Dès l’attaque, le ton est donné.
Vian interpelle ses lecteurs comme un cabaretier invectiverait la salle :
« Allez, lecteurs ou auditeurs toujours prêts à brailler contre les fausses chansons et les faux de la chanson, tirez deux sacs de vos fouilles et raquez au disquaire… »
Et d’ajouter, faussement désinvolte :
« …en lui demandant le Philips B 76447 R. Réclame non payée, je ne travaille plus chez Philips. »
Une pique pour rire, évidemment — mais aussi un clin d’œil : Boris Vian, qui avait quitté la firme un an plus tôt, sait de quoi il parle. Entre 1955 et 1957, il y a produit et défendu quantité de jeunes chanteurs à texte. Gainsbourg, qu’il baptise ici d’un “Gainsbourg Serge et né à Paris le 2 avril 1928”, est pour lui le chaînon manquant : un poète à contre-voix, nourri de jazz, d’autodérision et de mélancolie.

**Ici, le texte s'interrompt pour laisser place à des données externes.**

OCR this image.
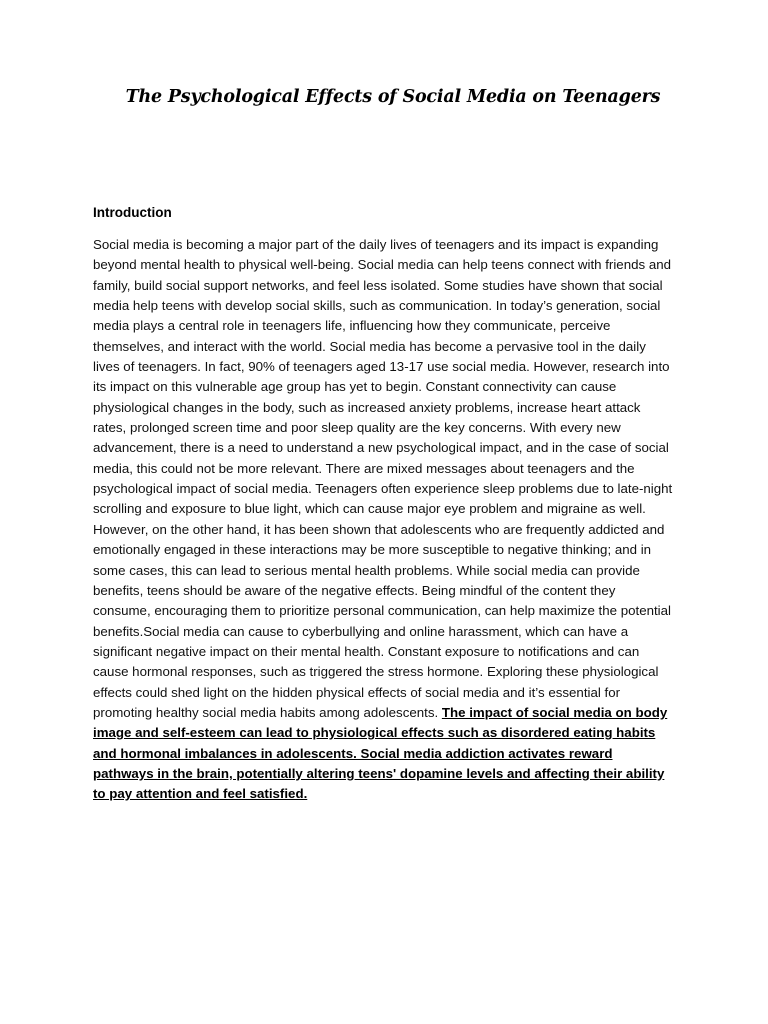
The Psychological Effects of Social Media on Teenagers
Introduction

Social media is becoming a major part of the daily lives of teenagers and its impact is expanding beyond mental health to physical well-being. Social media can help teens connect with friends and family, build social support networks, and feel less isolated. Some studies have shown that social media help teens with develop social skills, such as communication. In today’s generation, social media plays a central role in teenagers life, influencing how they communicate, perceive themselves, and interact with the world. Social media has become a pervasive tool in the daily lives of teenagers. In fact, 90% of teenagers aged 13-17 use social media. However, research into its impact on this vulnerable age group has yet to begin. Constant connectivity can cause physiological changes in the body, such as increased anxiety problems, increase heart attack rates, prolonged screen time and poor sleep quality are the key concerns. With every new advancement, there is a need to understand a new psychological impact, and in the case of social media, this could not be more relevant. There are mixed messages about teenagers and the psychological impact of social media. Teenagers often experience sleep problems due to late-night scrolling and exposure to blue light, which can cause major eye problem and migraine as well. However, on the other hand, it has been shown that adolescents who are frequently addicted and emotionally engaged in these interactions may be more susceptible to negative thinking; and in some cases, this can lead to serious mental health problems. While social media can provide benefits, teens should be aware of the negative effects. Being mindful of the content they consume, encouraging them to prioritize personal communication, can help maximize the potential benefits.Social media can cause to cyberbullying and online harassment, which can have a significant negative impact on their mental health. Constant exposure to notifications and can cause hormonal responses, such as triggered the stress hormone. Exploring these physiological effects could shed light on the hidden physical effects of social media and it’s essential for promoting healthy social media habits among adolescents. The impact of social media on body image and self-esteem can lead to physiological effects such as disordered eating habits and hormonal imbalances in adolescents. Social media addiction activates reward pathways in the brain, potentially altering teens' dopamine levels and affecting their ability to pay attention and feel satisfied.
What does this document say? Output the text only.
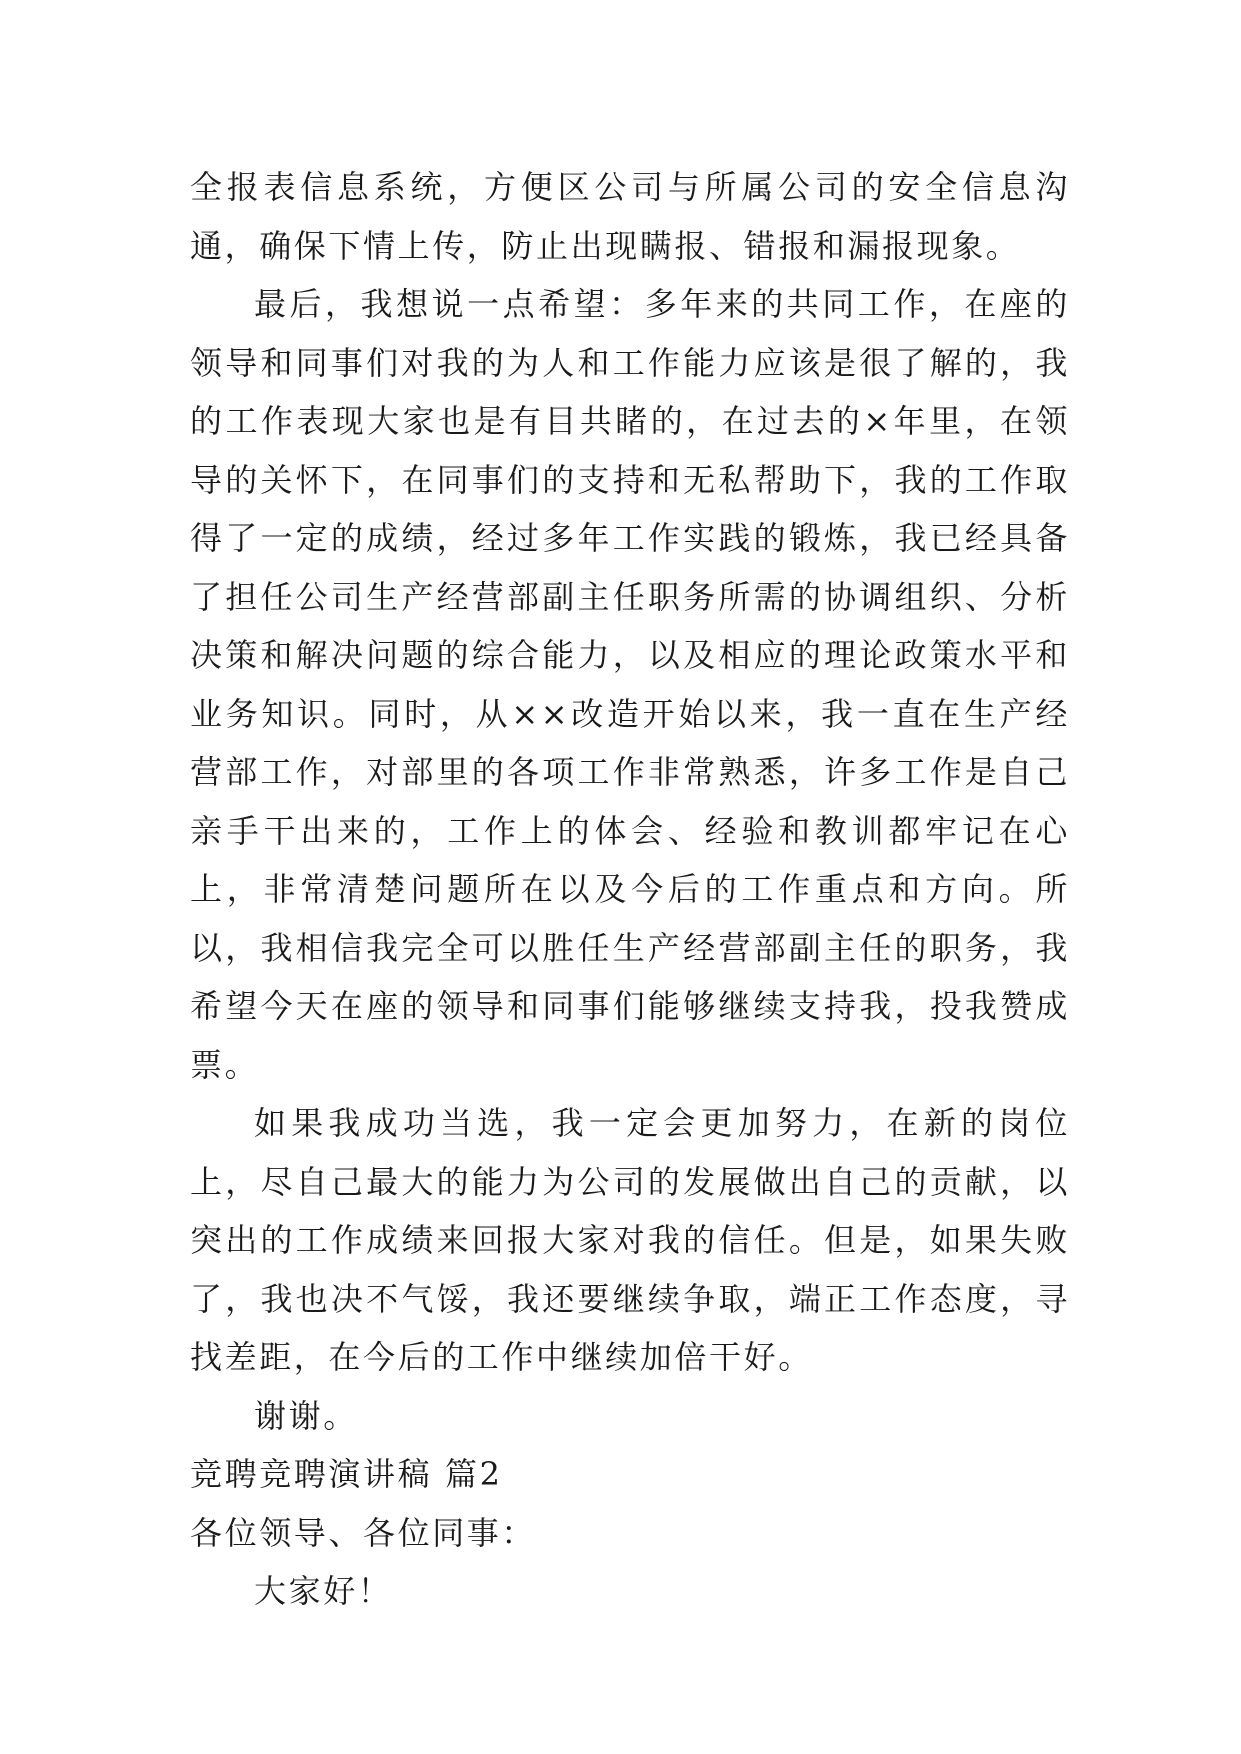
全报表信息系统，方便区公司与所属公司的安全信息沟通，确保下情上传，防止出现瞒报、错报和漏报现象。

最后，我想说一点希望：多年来的共同工作，在座的领导和同事们对我的为人和工作能力应该是很了解的，我的工作表现大家也是有目共睹的，在过去的×年里，在领导的关怀下，在同事们的支持和无私帮助下，我的工作取得了一定的成绩，经过多年工作实践的锻炼，我已经具备了担任公司生产经营部副主任职务所需的协调组织、分析决策和解决问题的综合能力，以及相应的理论政策水平和业务知识。同时，从××改造开始以来，我一直在生产经营部工作，对部里的各项工作非常熟悉，许多工作是自己亲手干出来的，工作上的体会、经验和教训都牢记在心上，非常清楚问题所在以及今后的工作重点和方向。所以，我相信我完全可以胜任生产经营部副主任的职务，我希望今天在座的领导和同事们能够继续支持我，投我赞成票。

如果我成功当选，我一定会更加努力，在新的岗位上，尽自己最大的能力为公司的发展做出自己的贡献，以突出的工作成绩来回报大家对我的信任。但是，如果失败了，我也决不气馁，我还要继续争取，端正工作态度，寻找差距，在今后的工作中继续加倍干好。

谢谢。

竞聘竞聘演讲稿 篇2

各位领导、各位同事：

大家好！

Un disque, un ton : la naissance d’un univers
Vian ne se contente pas de saluer un premier disque prometteur : il en dresse une véritable cartographie esthétique.
Le 33 tours Du Jazz dans le ravin rassemble huit chansons, dont plusieurs deviendront des classiques.
L’auteur de L’Écume des jours s’attarde d’abord sur le travail d’arrangement d’Alain Goraguer, compositeur et pianiste attitré du jeune Serge :
« Chacun des neuf arrangements qu’il a écrits sur les chansons vaut dans les 17 à 19 sur 20, malgré un piano parfois mal accordé ; mais ça, c’est pas la faute de Goraguer. »
Le ton est complice, fraternel, technique aussi. Vian connaît les musiciens et parle leur langue : celle du “piano désaccordé”, du “vibraphone quand il y en a un”.
Il reconnaît dans ce disque quelque chose qu’il cherche lui-même : la sincérité sans apprêt, la pudeur en syncopes.
“Le poinçonneur des Lilas”, ou la poésie du tunnel
Vian cite plusieurs titres : Le Poinçonneur des Lilas, Douze belles dans la peau, Les Femmes des uns sous le corps des autres, Ronsard 58, La recette de l’amour fou.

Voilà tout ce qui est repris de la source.